3As a general rule, only proceedings on the floors of the House and Senate are considered in construing legislation; State v. Galino, 201 Conn. 435, 445 (1986); Baker v. Norwalk, 152 Conn. 312, 316 (1965); but legislative committee testimony will be considered when necessary. Gay and Lesbian Law Students Association v. Board of Trustees, 223 Conn. 453, 477, n. 19 (1996); Mahoney v. Lensink, 213 Conn. 548, 559 n. 15 (1990); Manchester Environmental Coalition v. Stockton, 184 Conn. 51, 57, 58, n. 8, 10 (1981). The transcript of this hearing appears on the General Assembly’s website at

4The following colloquy did occur between you and Representative Staples, the Education Committee cochairman, regarding the possibility of a pilot program encompassing more than one site:

REP. STAPLES: . . . I just want to make sure I understand a pilot program could mean two sites and in your view and in other words, both Southern and Central if they were deemed by CSU to be able to put an Ed.D. in place would be encouraged by the resolution of the board.

COMM. VALERIE LEWIS: I would respond with two points. One that the board did discuss it at length and it was a singular article used, a pilot program. And that would indicate as we describe program, one degree and one authorization. Within our regulations, however, there is a great deal of latitude about (inaudible) the program together.

* * * * * * * *

REP. STAPLES: Just so that I understand. If the Legislature were to allow for an Ed.D. program would the CSU system need to come back to you and clarify, I’m sorry, would the CSU system need to come back to you, you at the Department, and clarify their intentions and then be authorized as such a pilot program.

COMM. VALERIE LEWIS: Actually, we have taken to you the recommendation for a pilot program because in fact this would require a statutory change, as you well know. If such a degree were authorized in any fashion, then of course the actual program review would come back before the Board of Governors and that’s the point at which you’d look at the curriculum and the nature of the funding and resources that are provided.

5The statement of purpose of a bill on its introduction into the legislature may be considered in determining legislative intent. Manchester Sand and Gravel Co. v. South Windsor, 203 Conn. 267, 274-275 (1987).

6See In the Senate the bill was passed without discussion on Consent Calendar No. 1 on June 4, 2001.

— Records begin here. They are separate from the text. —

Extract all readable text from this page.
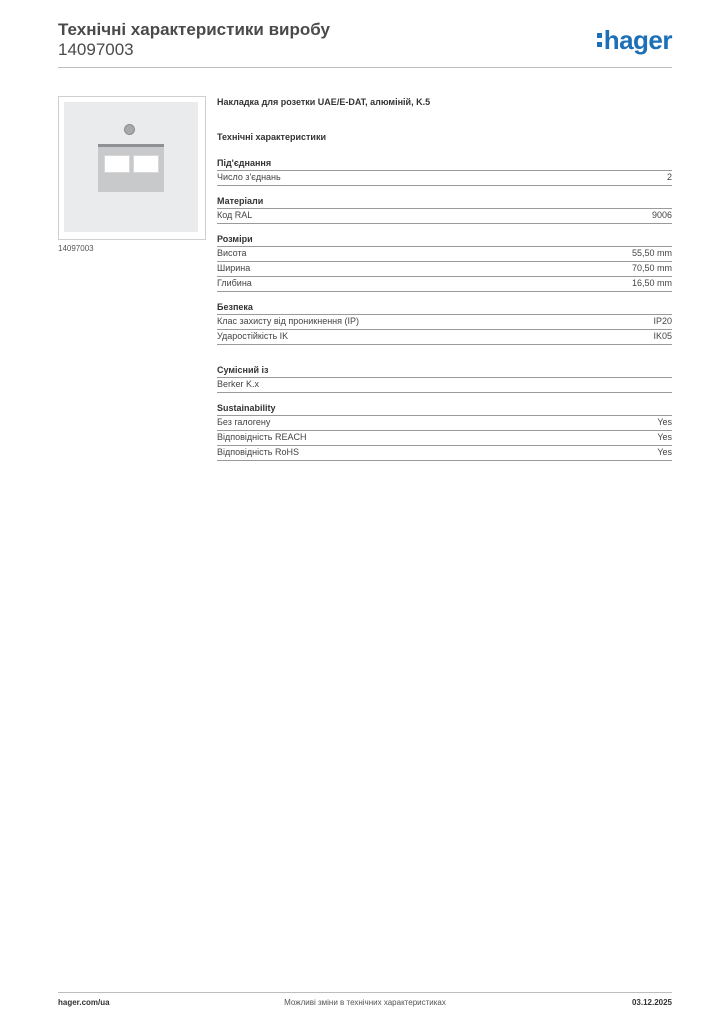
Технічні характеристики виробу
14097003	hager
14097003
Накладка для розетки UAE/E-DAT, алюміній, K.5
Технічні характеристики
Під'єднання
Число з'єднань	2
Матеріали
Код RAL	9006
Розміри
Висота	55,50 mm
Ширина	70,50 mm
Глибина	16,50 mm
Безпека
Клас захисту від проникнення (IP)	IP20
Ударостійкість IK	IK05
Сумісний із
Berker K.x
Sustainability
Без галогену	Yes
Відповідність REACH	Yes
Відповідність RoHS	Yes
hager.com/ua	Можливі зміни в технічних характеристиках	03.12.2025
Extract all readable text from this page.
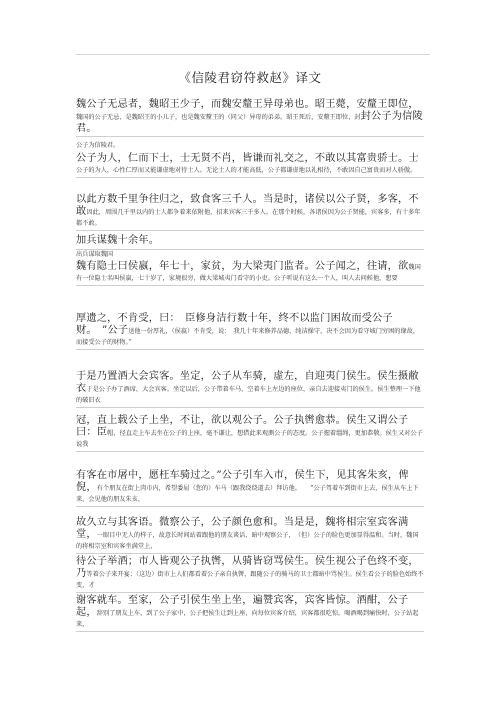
《信陵君窃符救赵》译文
魏公子无忌者，魏昭王少子，而魏安釐王异母弟也。昭王薨，安釐王即位，魏国的公子无忌，是魏昭王的小儿子，也是魏安釐王的（同父）异母的弟弟。昭王死后，安釐王即位，封封公子为信陵君。
公子为信陵君。
公子为人，仁而下士，士无贤不肖，皆谦而礼交之，不敢以其富贵骄士。士公子的为人，心性仁厚而又能谦虚地对待士人。无论士人的才能高低，公子都谦虚地以礼相待，不敢因自己富贵而对人骄傲。
以此方数千里争往归之，致食客三千人。当是时，诸侯以公子贤，多客，不敢因此，周围几千里以内的士人都争着来依附他，招来宾客三千多人。在那个时候，各诸侯因为公子贤能，宾客多，有十多年都不敢。
加兵谋魏十余年。
出兵谋取魏国
魏有隐士曰侯嬴，年七十，家贫，为大梁夷门监者。公子闻之，往请，欲魏国有一位隐士名叫侯嬴，七十岁了，家境很穷，做大梁城夷门看守的小吏。公子听说有这么一个人，叫人去问候他，想要
厚遗之，不肯受，曰：　臣修身洁行数十年，终不以监门困故而受公子财。　”公子送他一份厚礼，（侯嬴）不肯受，说：　我几十年来修养品德，纯洁操守，决不会因为看守城门穷困的缘故，而接受公子的财物。”
于是乃置酒大会宾客。坐定，公子从车骑，虚左，自迎夷门侯生。侯生摄敝衣于是公子办了酒席，大会宾客。坐定以后，公子带着车马，空着车上左边的座位，亲自去迎接夷门的侯生。侯生整理一下他的破旧衣
冠，直上载公子上坐，不让，欲以观公子。公子执辔愈恭。侯生又谓公子曰：臣帽，径直走上车去坐在公子的上座，毫不谦让，想借此来观测公子的态度。公子握着缰绳，更加恭敬。侯生又对公子说我
有客在市屠中，愿枉车骑过之。”公子引车入市，侯生下，见其客朱亥，俾倪，有个朋友在街上肉市内，希望委屈（您的）车马（跟我绕绕道去）拜访他。　　”公子驾着车到街市上去，侯生从车上下来，会见他的朋友朱亥，
故久立与其客语。微察公子，公子颜色愈和。当是是，魏将相宗室宾客满堂，一眼目中无人的样子，故意长时间站着跟他的朋友谈话，暗中观察公子，　（但）公子的脸色更加显得温和。当时，魏国的将相宗室和宾客坐满堂上，
待公子举酒；市人皆观公子执辔，从骑皆窃骂侯生。侯生视公子色终不变，乃等着公子来开宴；（这边）街市上人们都看着公子亲自执辔，跟随公子的骑马的卫士都暗中骂侯生。侯生看公子的脸色始终不变，才
谢客就车。至家，公子引侯生坐上坐，遍赞宾客，宾客皆惊。酒酣，公子起，辞别了朋友上车，到了公子家中，公子把侯生让到上座，向每位宾客介绍，宾客都很吃惊。喝酒喝到痛快时，公子站起来，
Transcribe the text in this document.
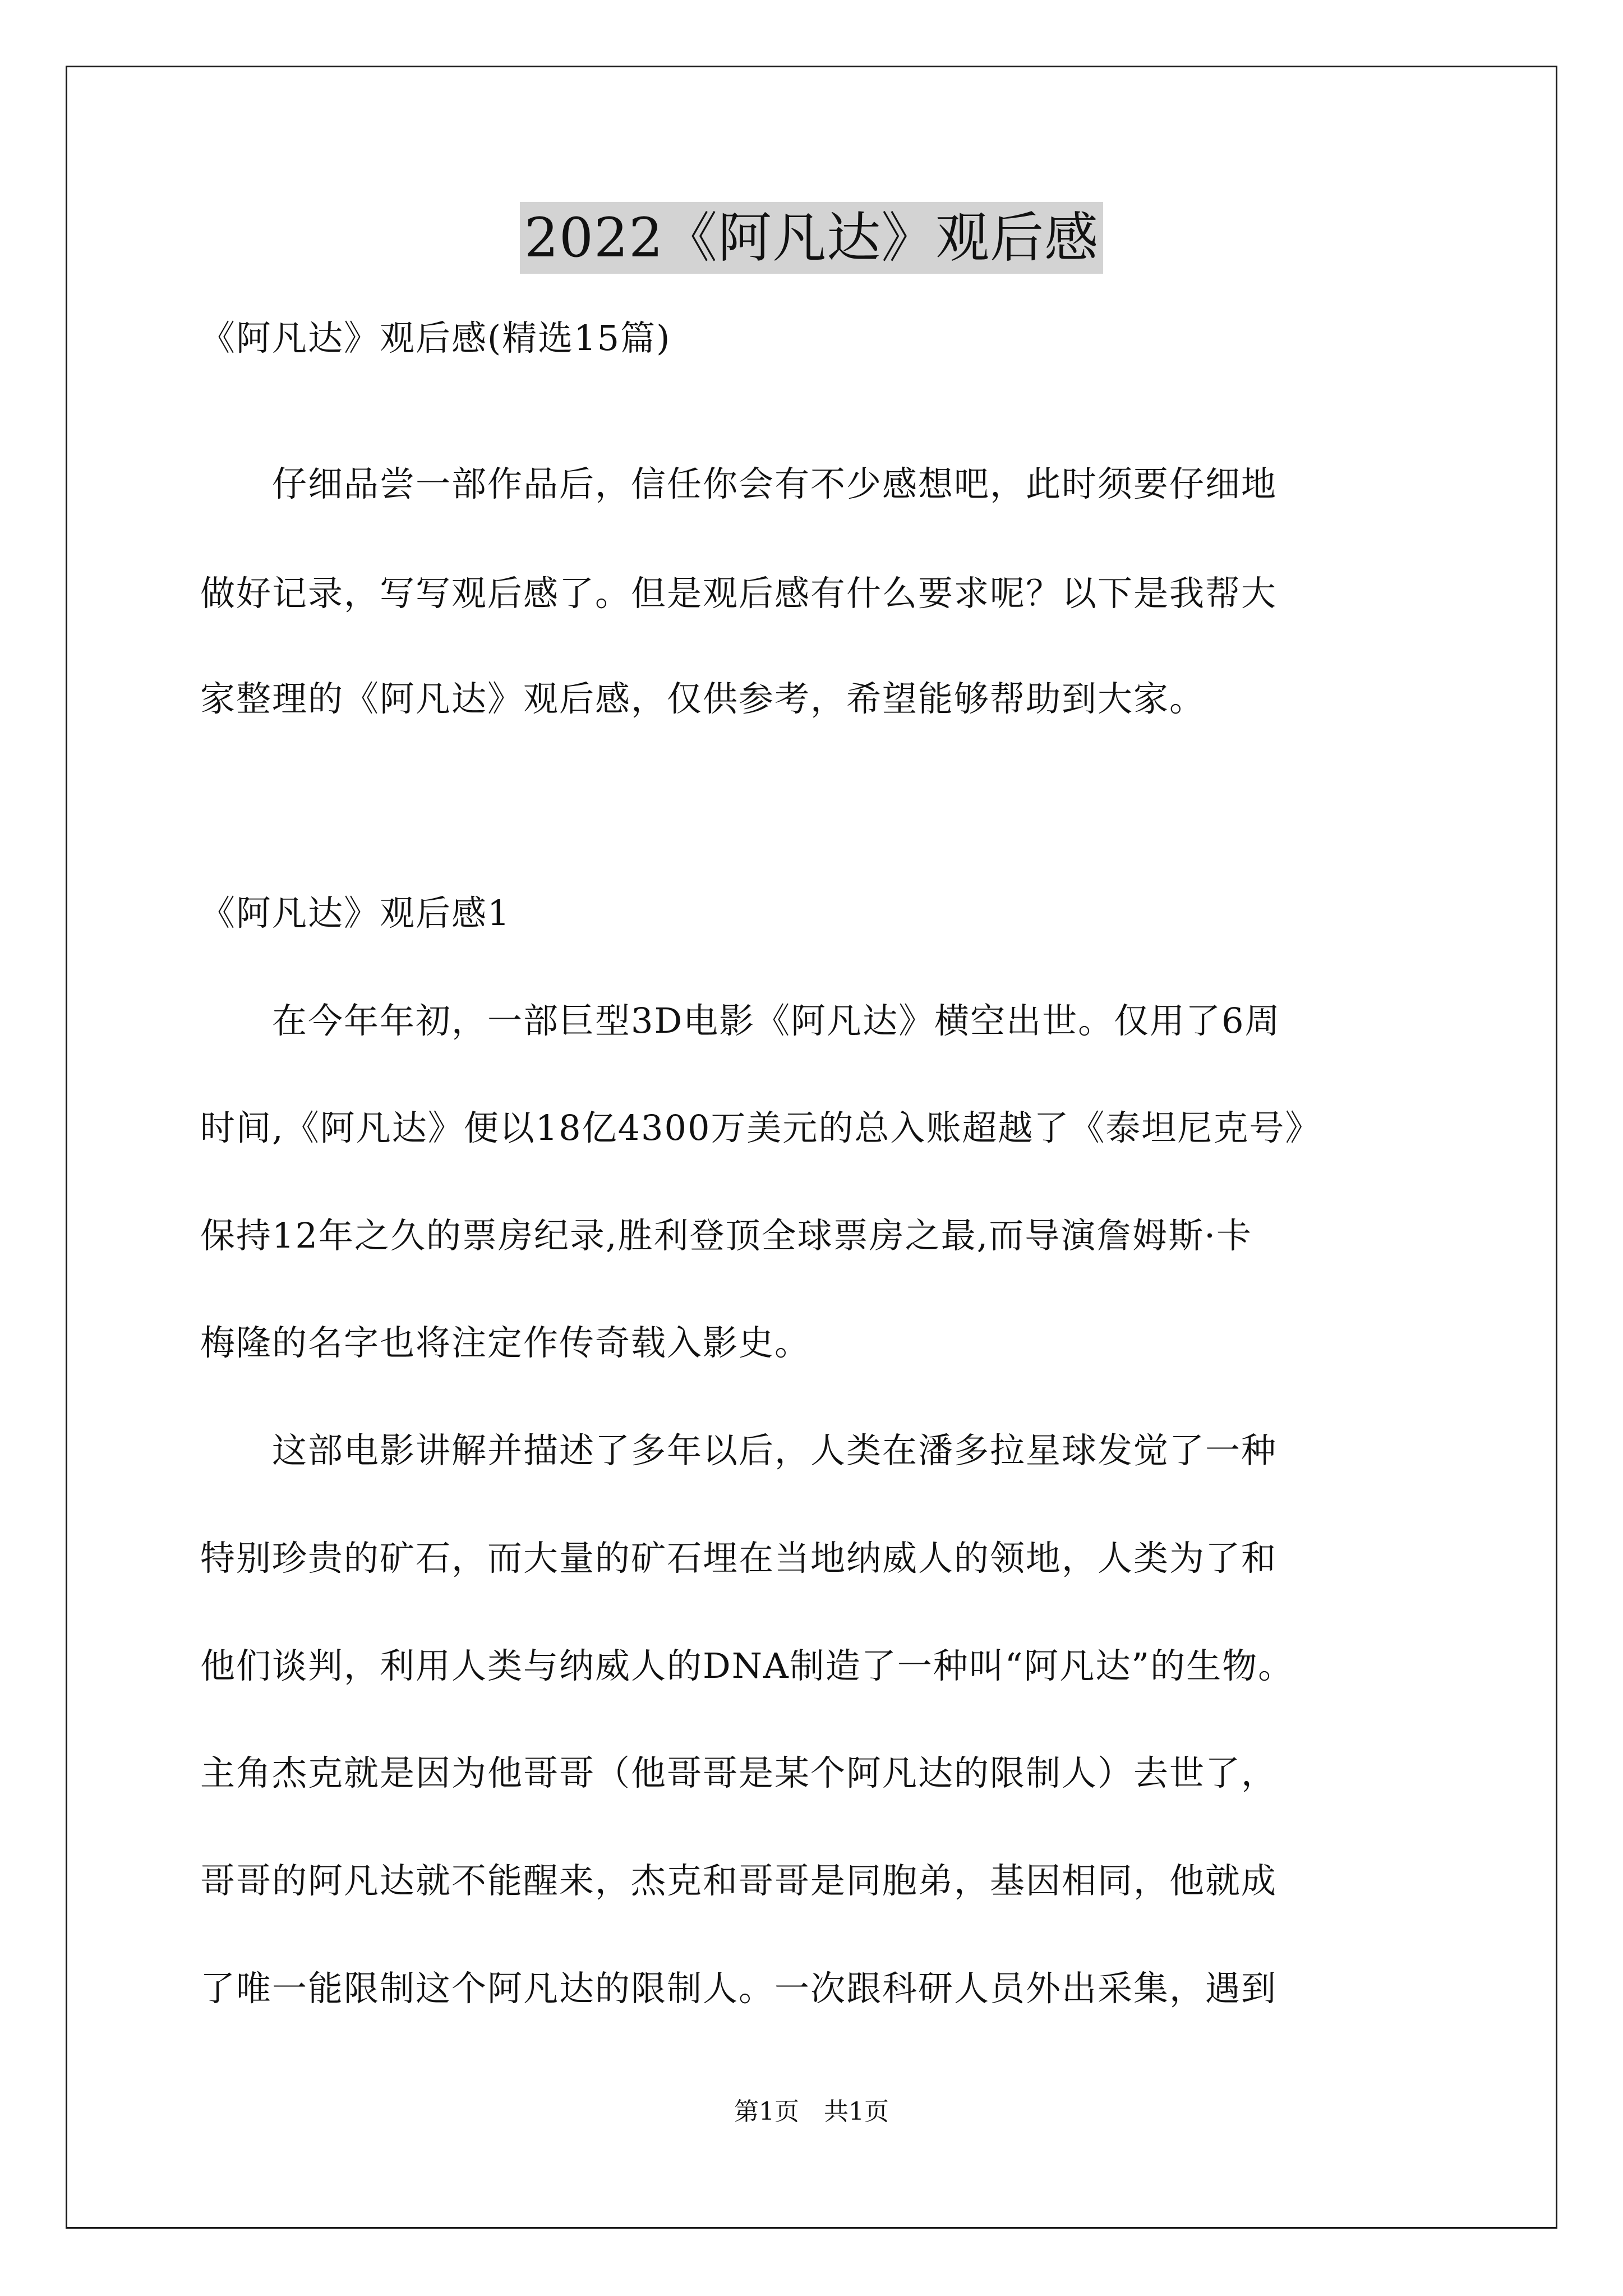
2022《阿凡达》观后感
《阿凡达》观后感(精选15篇)
　　仔细品尝一部作品后，信任你会有不少感想吧，此时须要仔细地
做好记录，写写观后感了。但是观后感有什么要求呢？以下是我帮大
家整理的《阿凡达》观后感，仅供参考，希望能够帮助到大家。
《阿凡达》观后感1
　　在今年年初，一部巨型3D电影《阿凡达》横空出世。仅用了6周
时间,《阿凡达》便以18亿4300万美元的总入账超越了《泰坦尼克号》
保持12年之久的票房纪录,胜利登顶全球票房之最,而导演詹姆斯·卡
梅隆的名字也将注定作传奇载入影史。
　　这部电影讲解并描述了多年以后，人类在潘多拉星球发觉了一种
特别珍贵的矿石，而大量的矿石埋在当地纳威人的领地，人类为了和
他们谈判，利用人类与纳威人的DNA制造了一种叫“阿凡达”的生物。
主角杰克就是因为他哥哥（他哥哥是某个阿凡达的限制人）去世了，
哥哥的阿凡达就不能醒来，杰克和哥哥是同胞弟，基因相同，他就成
了唯一能限制这个阿凡达的限制人。一次跟科研人员外出采集，遇到
第1页　共1页
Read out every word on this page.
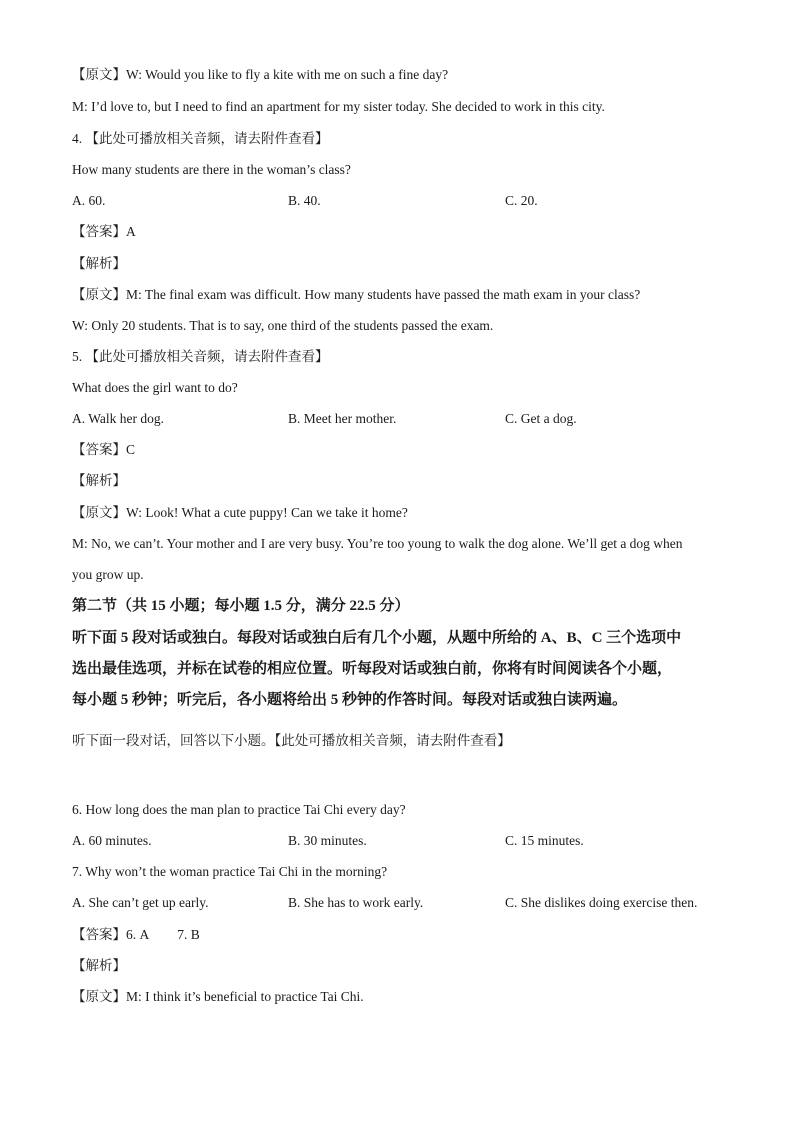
【原文】W: Would you like to fly a kite with me on such a fine day?
M: I’d love to, but I need to find an apartment for my sister today. She decided to work in this city.
4. 【此处可播放相关音频，请去附件查看】
How many students are there in the woman’s class?
A. 60.	B. 40.	C. 20.
【答案】A
【解析】
【原文】M: The final exam was difficult. How many students have passed the math exam in your class?
W: Only 20 students. That is to say, one third of the students passed the exam.
5. 【此处可播放相关音频，请去附件查看】
What does the girl want to do?
A. Walk her dog.	B. Meet her mother.	C. Get a dog.
【答案】C
【解析】
【原文】W: Look! What a cute puppy! Can we take it home?
M: No, we can’t. Your mother and I are very busy. You’re too young to walk the dog alone. We’ll get a dog when
you grow up.
第二节（共 15 小题；每小题 1.5 分，满分 22.5 分）
听下面 5 段对话或独白。每段对话或独白后有几个小题，从题中所给的 A、B、C 三个选项中
选出最佳选项，并标在试卷的相应位置。听每段对话或独白前，你将有时间阅读各个小题，
每小题 5 秒钟；听完后，各小题将给出 5 秒钟的作答时间。每段对话或独白读两遍。
听下面一段对话，回答以下小题。【此处可播放相关音频，请去附件查看】
6. How long does the man plan to practice Tai Chi every day?
A. 60 minutes.	B. 30 minutes.	C. 15 minutes.
7. Why won’t the woman practice Tai Chi in the morning?
A. She can’t get up early.	B. She has to work early.	C. She dislikes doing exercise then.
【答案】6. A 7. B
【解析】
【原文】M: I think it’s beneficial to practice Tai Chi.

7There may remain the issue as to the general mandate under Section 4 that makes the establishment of any CSUS education doctorate program contingent "upon the authorization by the Board of Governors of Higher Education." Such a program must be established pursuant to the pertinent licensure and accreditation statutes and regulations, which require Board of Governors’ approval of any new program. Conn. Gen. Stat. §10a-34; Conn. State Ag. Regs. §10a-34-1 et seq. Before the substance of any new program proposed by a public higher education institution is scrutinized by the Commissioner, the proposal must undergo a planning assessment. Conn. State Ag. Regs §10a-34-4(e)(1)(B). That assessment consists of a review by the Commissioner ". . . in regard to the conformance with the institution’s role and mission; need for the program; unnecessary duplication of existing programs; cost effectiveness; and availability of adequate resources." A positive planning assessment finding by the Commissioner leads to a quality assessment of the proposed program under § 10a-34-4(f). At the Education Committee hearing, the Chancellor seemed to acknowledge the Board of Governors’ role in the process when he stated in part in answer to a question posed by Rep. Cafero about multiple CSUS institutions offering the degree:

In any case, just as any other new program in the public unit of higher education, our proposals must go through the Department of Higher Education and the Board of Governors for Higher Education who assess the whole procedure, the need for the degrees. And so there would be an additional review before we could offer the degree. That would be true of Central and Southern as well.